I really enjoyed this, especially as my own views on tradition, paganism, symbolism et al have grown and deepened. Halloween as a practice doesn’t necessarily bother me, although I still have a nuanced take based on two points,

1) Given my increased familiarity with Jonathan Pageau’s work I’ve adopted his notions of centers and peripheries, hierarchies and inversions, and the phenomenon of “carnivalia” and what role that plays spiritually and civilizationally, times when we “let loose” and embrace the inverse (from little carnivals such as weekends and evenings to big ones like, well, Carnival). There’s a mentality I’ve noted in modernist Christianity where one leaving worship will say/think, “Alrighty then, now back to the real world,” and I think as a society if we had a time where the false and inverse was highlighted for a very strictly set time (especially leading up to times of repentance and asceticism, like w/ Carnival before Lent) we’d be able to foster the mentality that the real world is actually the Church and the Sunday commute isn’t leaving but ARRIVING to reality (A. Schmemann has a similar take).

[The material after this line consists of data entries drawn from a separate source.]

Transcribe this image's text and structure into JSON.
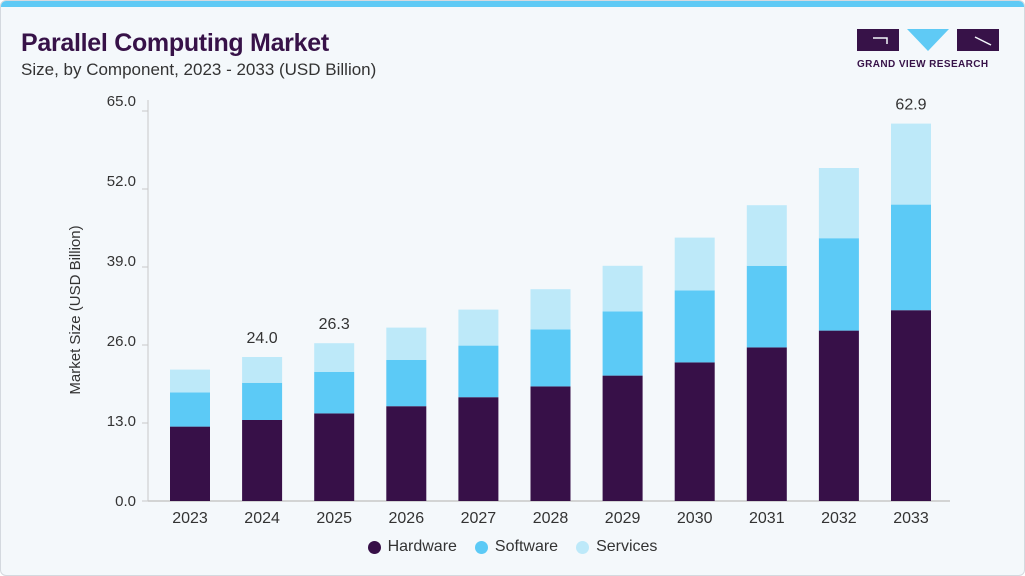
{
  "header": {
    "title": "Parallel Computing Market",
    "subtitle": "Size, by Component, 2023 - 2033 (USD Billion)",
    "logo_text": "GRAND VIEW RESEARCH"
  },
  "colors": {
    "Hardware": "#371048",
    "Software": "#5ccaf6",
    "Services": "#bde9f9",
    "accent": "#5fcaf5"
  },
  "chart_data": {
    "type": "bar",
    "stacked": true,
    "title": "Parallel Computing Market",
    "subtitle": "Size, by Component, 2023 - 2033 (USD Billion)",
    "xlabel": "",
    "ylabel": "Market Size (USD Billion)",
    "ylim": [
      0,
      65
    ],
    "yticks": [
      "0.0",
      "13.0",
      "26.0",
      "39.0",
      "52.0",
      "65.0"
    ],
    "ytick_values": [
      0,
      13,
      26,
      39,
      52,
      65
    ],
    "grid": false,
    "legend": "bottom",
    "categories": [
      "2023",
      "2024",
      "2025",
      "2026",
      "2027",
      "2028",
      "2029",
      "2030",
      "2031",
      "2032",
      "2033"
    ],
    "series": [
      {
        "name": "Hardware",
        "values": [
          12.4,
          13.5,
          14.6,
          15.8,
          17.3,
          19.1,
          20.9,
          23.1,
          25.6,
          28.4,
          31.8
        ]
      },
      {
        "name": "Software",
        "values": [
          5.7,
          6.2,
          6.9,
          7.7,
          8.6,
          9.5,
          10.7,
          12.0,
          13.6,
          15.4,
          17.6
        ]
      },
      {
        "name": "Services",
        "values": [
          3.8,
          4.3,
          4.8,
          5.4,
          6.0,
          6.7,
          7.6,
          8.8,
          10.1,
          11.7,
          13.5
        ]
      }
    ],
    "data_labels": [
      {
        "category": "2024",
        "text": "24.0"
      },
      {
        "category": "2025",
        "text": "26.3"
      },
      {
        "category": "2033",
        "text": "62.9"
      }
    ]
  }
}
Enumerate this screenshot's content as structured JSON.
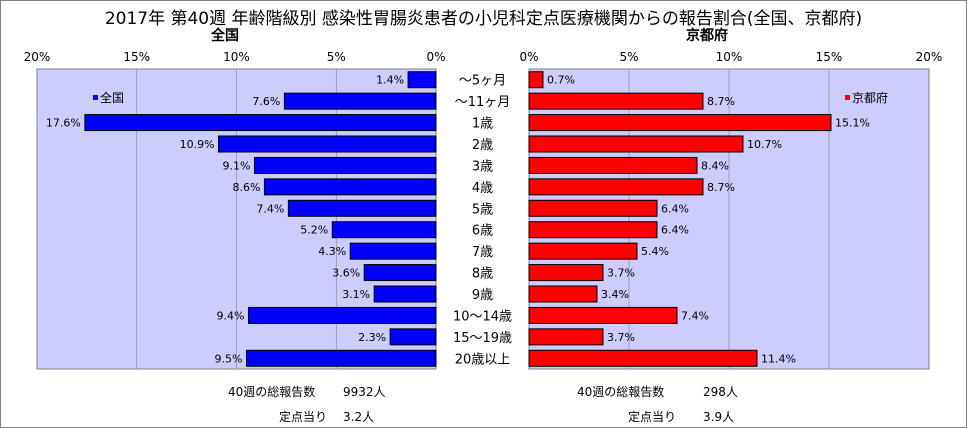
{
  "title": "2017年 第40週 年齢階級別 感染性胃腸炎患者の小児科定点医療機関からの報告割合(全国、京都府)",
  "chart_data": {
    "type": "bar",
    "orientation": "horizontal-butterfly",
    "categories": [
      "～5ヶ月",
      "～11ヶ月",
      "1歳",
      "2歳",
      "3歳",
      "4歳",
      "5歳",
      "6歳",
      "7歳",
      "8歳",
      "9歳",
      "10～14歳",
      "15～19歳",
      "20歳以上"
    ],
    "x_ticks": [
      "20%",
      "15%",
      "10%",
      "5%",
      "0%"
    ],
    "x_ticks_right": [
      "0%",
      "5%",
      "10%",
      "15%",
      "20%"
    ],
    "xlim": [
      0,
      20
    ],
    "grid": true,
    "series": [
      {
        "name": "全国",
        "panel_title": "全国",
        "legend_label": "全国",
        "legend_position": "top-left",
        "color": "#0000ff",
        "direction": "left",
        "values": [
          1.4,
          7.6,
          17.6,
          10.9,
          9.1,
          8.6,
          7.4,
          5.2,
          4.3,
          3.6,
          3.1,
          9.4,
          2.3,
          9.5
        ],
        "labels": [
          "1.4%",
          "7.6%",
          "17.6%",
          "10.9%",
          "9.1%",
          "8.6%",
          "7.4%",
          "5.2%",
          "4.3%",
          "3.6%",
          "3.1%",
          "9.4%",
          "2.3%",
          "9.5%"
        ]
      },
      {
        "name": "京都府",
        "panel_title": "京都府",
        "legend_label": "京都府",
        "legend_position": "top-right",
        "color": "#ff0000",
        "direction": "right",
        "values": [
          0.7,
          8.7,
          15.1,
          10.7,
          8.4,
          8.7,
          6.4,
          6.4,
          5.4,
          3.7,
          3.4,
          7.4,
          3.7,
          11.4
        ],
        "labels": [
          "0.7%",
          "8.7%",
          "15.1%",
          "10.7%",
          "8.4%",
          "8.7%",
          "6.4%",
          "6.4%",
          "5.4%",
          "3.7%",
          "3.4%",
          "7.4%",
          "3.7%",
          "11.4%"
        ]
      }
    ]
  },
  "stats": {
    "national": {
      "total_label": "40週の総報告数",
      "total_value": "9932人",
      "per_label": "定点当り",
      "per_value": "3.2人"
    },
    "kyoto": {
      "total_label": "40週の総報告数",
      "total_value": "298人",
      "per_label": "定点当り",
      "per_value": "3.9人"
    }
  },
  "colors": {
    "plot_bg": "#ccccff",
    "national_bar": "#0000ff",
    "kyoto_bar": "#ff0000",
    "grid": "#808080"
  }
}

2) Halloween’s greatest issue however still remains that it’s supposed to be “All Hallow’s Eve,” and so I can’t see how to have both: the honoring of departed Saints and the Carnival spirit. This perversion, which you allude to, is much similar to what happened with Christmas, which is that a time treated special owing to a society’s religious origins needs to be capitalized on by a now secularized and commercialized society. Christmas was easier to hijack as gift-giving had always been part of it, but what to do with a day about praying or singing litanies to a bunch of dead people? Ahh, fortunately there was this long forgotten Celtic holiday that involved door-to-door charades and mumming, let’s make that going door-to-door for commercial goods and donning expensive customs! Halloween spending totals, what, several billion dollars? My point, then, is that “HalloweenTM” is bad, but “Halloween as Carnivalia” is okay, although the only way I can feasibly see us pursuing a healthier vision for either is for Halloween to be subsumed into the established Western tradition of Carnival seasons and All Hallows’ Day being rediscovered (I think the cult of the saints could be a major antidote to modernity and disenchantment).